Farce is supposed to be unfeeling. We laugh at, not sympathize with, the shrew Kate’s suffering at the hands of her new husband. (Or at least Shakespeare’s audience did.) We laugh at, not sympathize with, Dr. Bartolo’s losing his intended bride Rosina to the Count Almaviva in “The Barber of Seville.” And if the actor is good enough to make one sympathize, the audience can always say, “Well, he got what was coming to him through his own fault.”

And if we do sympathize with Rosina, Susanna and Figaro in “The Marriage of Figaro,” it is because Da Ponte did not treat it as a farce and Mozart’s music makes all of the characters human enough to deserve sympathy.

But take the case of “Don Pasquale,” in which the Don is foolish enough to desire a young bride. He is tricked into a false marriage with Norina, through the connivance of his “best friend,” Malatesta, and comes to a sad awakening. Norina is instructed to teach Pasquale a lesson, which she does immediately by bullying him and spending a great deal of his money on servants, jewelry, clothing, and what not.

Then comes the moment in which the Don stands up for himself and she slaps him. Donizetti’s music becomes suddenly subdued and seems to feel the pain and shame felt by the Don. Many audiences today gasp rather than laugh at the slap. After all, Pasquale’s fault was being foolish. He was never cruel to her; he never hurt her. Indeed, most Norinas play the scene as if they did not mean to go so far. Farce perhaps. But the slap seems far too real for comfort.

Recently I ran across a new (to me) opera on DVD, which had the opposite of the intended effect on me.

The plot of Rameau’s 1745 work “Platee” (say, plah-tay) concerns an elaborate and cruel prank played by the deities of Olympus upon a most unattractive human-like female frog or frog-like human female named Platee. That’s it. But this is not an opera but a “ballet buffon” and not meant to be taken seriously.
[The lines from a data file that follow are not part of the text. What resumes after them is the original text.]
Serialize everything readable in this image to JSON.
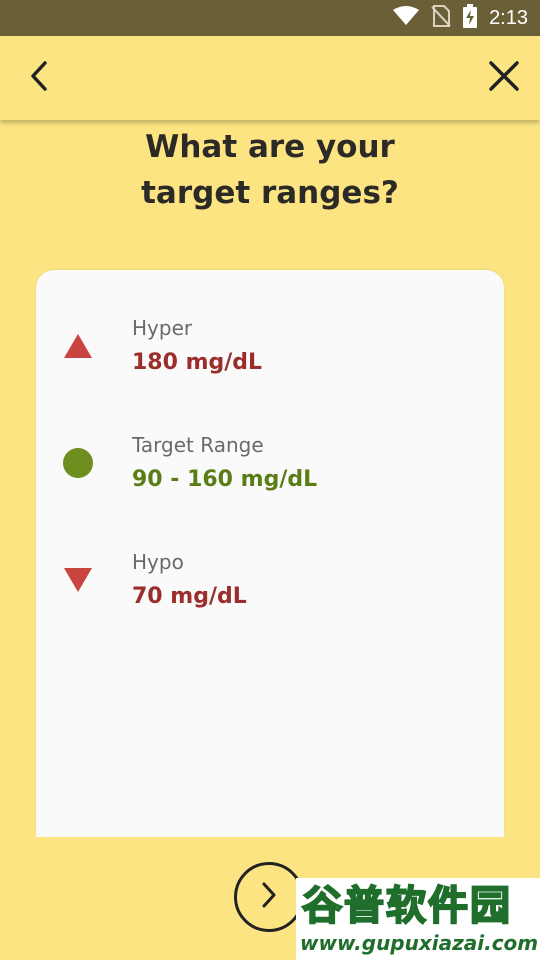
{
  "status_bar": {
    "time": "2:13",
    "icons": [
      "wifi-icon",
      "no-sim-icon",
      "battery-charging-icon"
    ]
  },
  "app_bar": {
    "back_icon": "chevron-left-icon",
    "close_icon": "close-icon"
  },
  "heading": {
    "line1": "What are your",
    "line2": "target ranges?"
  },
  "ranges": [
    {
      "label": "Hyper",
      "value": "180 mg/dL",
      "icon": "triangle-up-icon",
      "color": "#c9433f",
      "value_color": "#9a2e2c"
    },
    {
      "label": "Target Range",
      "value": "90 - 160 mg/dL",
      "icon": "circle-icon",
      "color": "#6e8f1f",
      "value_color": "#5b7d16"
    },
    {
      "label": "Hypo",
      "value": "70 mg/dL",
      "icon": "triangle-down-icon",
      "color": "#c9433f",
      "value_color": "#9a2e2c"
    }
  ],
  "next_button": {
    "icon": "chevron-right-icon"
  },
  "watermark": {
    "title": "谷普软件园",
    "url": "www.gupuxiazai.com"
  },
  "colors": {
    "background": "#fde482",
    "status_bar": "#6b5f38",
    "card": "#fafafa",
    "heading_text": "#2b2a26"
  }
}
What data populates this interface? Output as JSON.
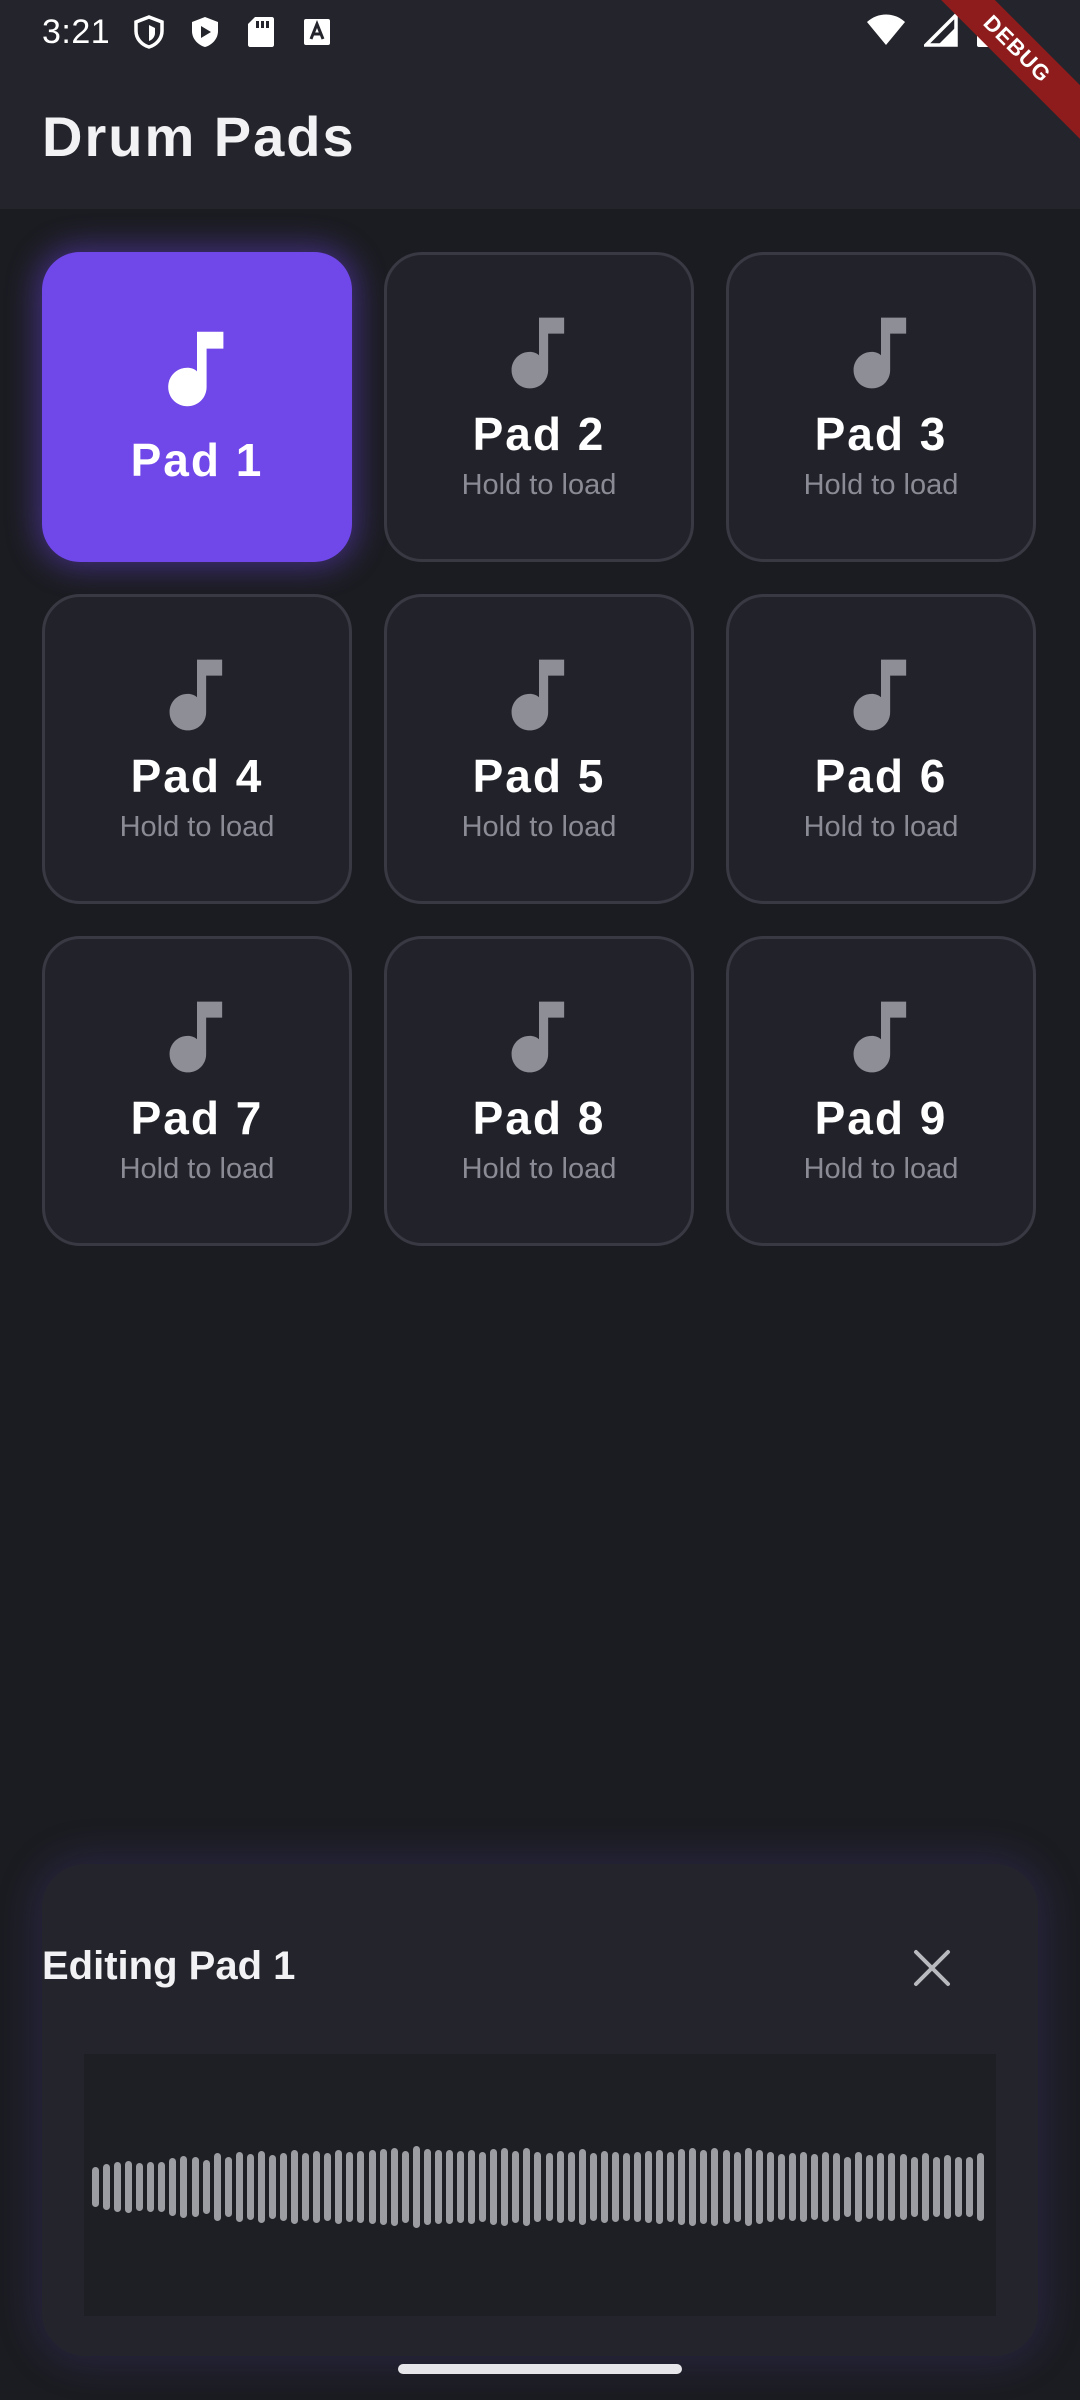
{
  "status_bar": {
    "time": "3:21",
    "left_icons": [
      "shield-icon",
      "play-icon",
      "sd-card-icon",
      "a-icon"
    ],
    "right_icons": [
      "wifi-icon",
      "signal-icon",
      "battery-icon"
    ],
    "debug_label": "DEBUG"
  },
  "app_bar": {
    "title": "Drum Pads"
  },
  "pads": [
    {
      "label": "Pad 1",
      "sub": "",
      "active": true
    },
    {
      "label": "Pad 2",
      "sub": "Hold to load",
      "active": false
    },
    {
      "label": "Pad 3",
      "sub": "Hold to load",
      "active": false
    },
    {
      "label": "Pad 4",
      "sub": "Hold to load",
      "active": false
    },
    {
      "label": "Pad 5",
      "sub": "Hold to load",
      "active": false
    },
    {
      "label": "Pad 6",
      "sub": "Hold to load",
      "active": false
    },
    {
      "label": "Pad 7",
      "sub": "Hold to load",
      "active": false
    },
    {
      "label": "Pad 8",
      "sub": "Hold to load",
      "active": false
    },
    {
      "label": "Pad 9",
      "sub": "Hold to load",
      "active": false
    }
  ],
  "edit_panel": {
    "title": "Editing Pad 1",
    "close_icon": "close-icon",
    "waveform_levels": [
      0.48,
      0.56,
      0.6,
      0.64,
      0.58,
      0.62,
      0.6,
      0.7,
      0.76,
      0.74,
      0.66,
      0.82,
      0.72,
      0.86,
      0.8,
      0.88,
      0.78,
      0.84,
      0.9,
      0.82,
      0.88,
      0.84,
      0.9,
      0.86,
      0.88,
      0.9,
      0.92,
      0.94,
      0.88,
      1.0,
      0.92,
      0.9,
      0.9,
      0.88,
      0.9,
      0.86,
      0.92,
      0.94,
      0.88,
      0.96,
      0.86,
      0.84,
      0.88,
      0.86,
      0.92,
      0.84,
      0.88,
      0.86,
      0.84,
      0.86,
      0.88,
      0.9,
      0.86,
      0.92,
      0.94,
      0.9,
      0.94,
      0.9,
      0.86,
      0.94,
      0.9,
      0.86,
      0.8,
      0.84,
      0.86,
      0.8,
      0.86,
      0.82,
      0.72,
      0.86,
      0.78,
      0.82,
      0.84,
      0.8,
      0.74,
      0.84,
      0.72,
      0.78,
      0.72,
      0.74,
      0.84
    ]
  },
  "colors": {
    "accent": "#7047e8",
    "pad_bg": "#22232a",
    "background": "#1b1c21"
  }
}
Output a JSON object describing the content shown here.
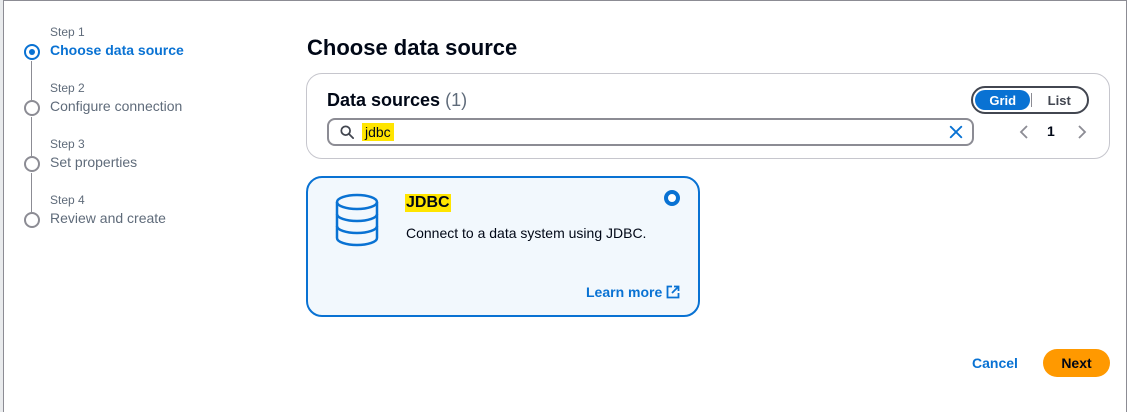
{
  "wizard": {
    "steps": [
      {
        "number": "Step 1",
        "title": "Choose data source",
        "active": true
      },
      {
        "number": "Step 2",
        "title": "Configure connection",
        "active": false
      },
      {
        "number": "Step 3",
        "title": "Set properties",
        "active": false
      },
      {
        "number": "Step 4",
        "title": "Review and create",
        "active": false
      }
    ]
  },
  "main": {
    "page_title": "Choose data source",
    "data_sources": {
      "header": "Data sources",
      "count": "(1)",
      "view_toggle": {
        "grid_label": "Grid",
        "list_label": "List",
        "selected": "Grid"
      },
      "search": {
        "value": "jdbc"
      },
      "pagination": {
        "current_page": "1"
      }
    },
    "cards": [
      {
        "title": "JDBC",
        "description": "Connect to a data system using JDBC.",
        "icon": "database-icon",
        "selected": true,
        "learn_more_label": "Learn more"
      }
    ]
  },
  "footer": {
    "cancel_label": "Cancel",
    "next_label": "Next"
  },
  "colors": {
    "accent": "#0972d3",
    "primary_button": "#ff9900",
    "highlight": "#ffe500",
    "card_selected_bg": "#f2f8fd"
  }
}
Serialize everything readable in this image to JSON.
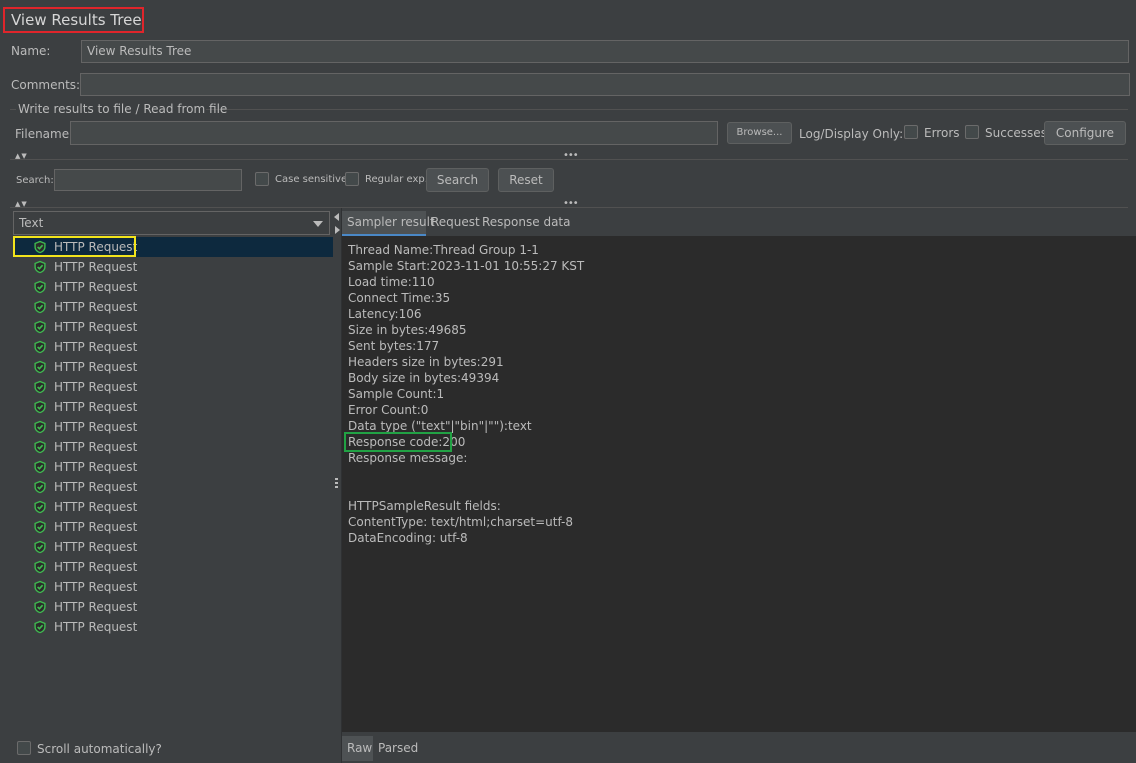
{
  "title": "View Results Tree",
  "name": {
    "label": "Name:",
    "value": "View Results Tree"
  },
  "comments": {
    "label": "Comments:",
    "value": ""
  },
  "file_section": {
    "legend": "Write results to file / Read from file",
    "filename_label": "Filename",
    "filename_value": "",
    "browse_label": "Browse...",
    "log_display_label": "Log/Display Only:",
    "errors_label": "Errors",
    "successes_label": "Successes",
    "configure_label": "Configure"
  },
  "search": {
    "label": "Search:",
    "value": "",
    "case_sensitive_label": "Case sensitive",
    "regular_exp_label": "Regular exp.",
    "search_button": "Search",
    "reset_button": "Reset"
  },
  "renderer": {
    "selected": "Text"
  },
  "tree": {
    "items": [
      "HTTP Request",
      "HTTP Request",
      "HTTP Request",
      "HTTP Request",
      "HTTP Request",
      "HTTP Request",
      "HTTP Request",
      "HTTP Request",
      "HTTP Request",
      "HTTP Request",
      "HTTP Request",
      "HTTP Request",
      "HTTP Request",
      "HTTP Request",
      "HTTP Request",
      "HTTP Request",
      "HTTP Request",
      "HTTP Request",
      "HTTP Request",
      "HTTP Request"
    ],
    "selected_index": 0,
    "status_color": "#3fb950",
    "icon": "shield-check-icon"
  },
  "scroll_auto_label": "Scroll automatically?",
  "result_tabs": [
    "Sampler result",
    "Request",
    "Response data"
  ],
  "active_result_tab": "Sampler result",
  "sampler_result": [
    "Thread Name:Thread Group 1-1",
    "Sample Start:2023-11-01 10:55:27 KST",
    "Load time:110",
    "Connect Time:35",
    "Latency:106",
    "Size in bytes:49685",
    "Sent bytes:177",
    "Headers size in bytes:291",
    "Body size in bytes:49394",
    "Sample Count:1",
    "Error Count:0",
    "Data type (\"text\"|\"bin\"|\"\"):text",
    "Response code:200",
    "Response message:",
    "",
    "",
    "HTTPSampleResult fields:",
    "ContentType: text/html;charset=utf-8",
    "DataEncoding: utf-8"
  ],
  "bottom_tabs": [
    "Raw",
    "Parsed"
  ],
  "active_bottom_tab": "Raw",
  "highlight_colors": {
    "title": "#e0252b",
    "selected_item": "#f2e41c",
    "response_code": "#21a244"
  }
}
Taking it seriously is certainly not what the director had in mind for the production found on an ArtHaus DVD. Performed in 2002 at the Opera National de Paris, Palais Garnier, under the baton of Marc Minkowski, this 150-minute romp instantly starts with the chorus dressed in modern garb being shown to their seats in a theater’s balcony. Now since the brilliant costumes used in the time of Louis XV added so much to the spectacle—and since the use of modern dress in so many operas today has become the absurd norm—I instantly felt cheated and cared nothing for them.

Worse yet is dressing a character supposed to be Eros in his underwear and shoes, and then three male dancers in underpants and bras. Of course, we have no idea how Rameau handled the original costumes, but I am certain they were not as stupidly crude as those in this production. Two of the gods are dressed like Las Vegas emcees, but at least Juno looks like Juno. So, again, who can care for them?

Now, I have included all of that detail to point out the difficulty of feeling close to any character at all. And then something happened: Platee herself.

I felt for the poor frog-face just as I did for Carrie (in both film versions), when she was was made Queen of the Prom and then horribly humiliated. Poor Platee is played by tenor Paul Agnew, whose acting is so good under all that makeup that, although horribly vain, the character became appealing. How could she know how repulsive she was to the other characters? She has her glorious moments of final happiness when wooed by no less a personage than Jupiter — and then is let down with a terrible bump. I actually felt so bad about her deception (Agnew’s reactions, again, were so real under all that frog makeup), that I began to think of this as a tragedy. Yes, I know the character should have known better and was “rightly” punished for her vanity from the point of view of the French court in1745. But I have had in my life my share of humiliation; and I suppose that helped stimulate my sympathies for such a being.

Rameau’s original production, by the way, was severely criticized on the grounds that the music was far too grand for such a silly story. I can see why.

Feeling sorry for a frog? How silly. And yet…well, I don’t know. Oh, how thin is the line between comedy and tragedy in real life, let alone in an opera!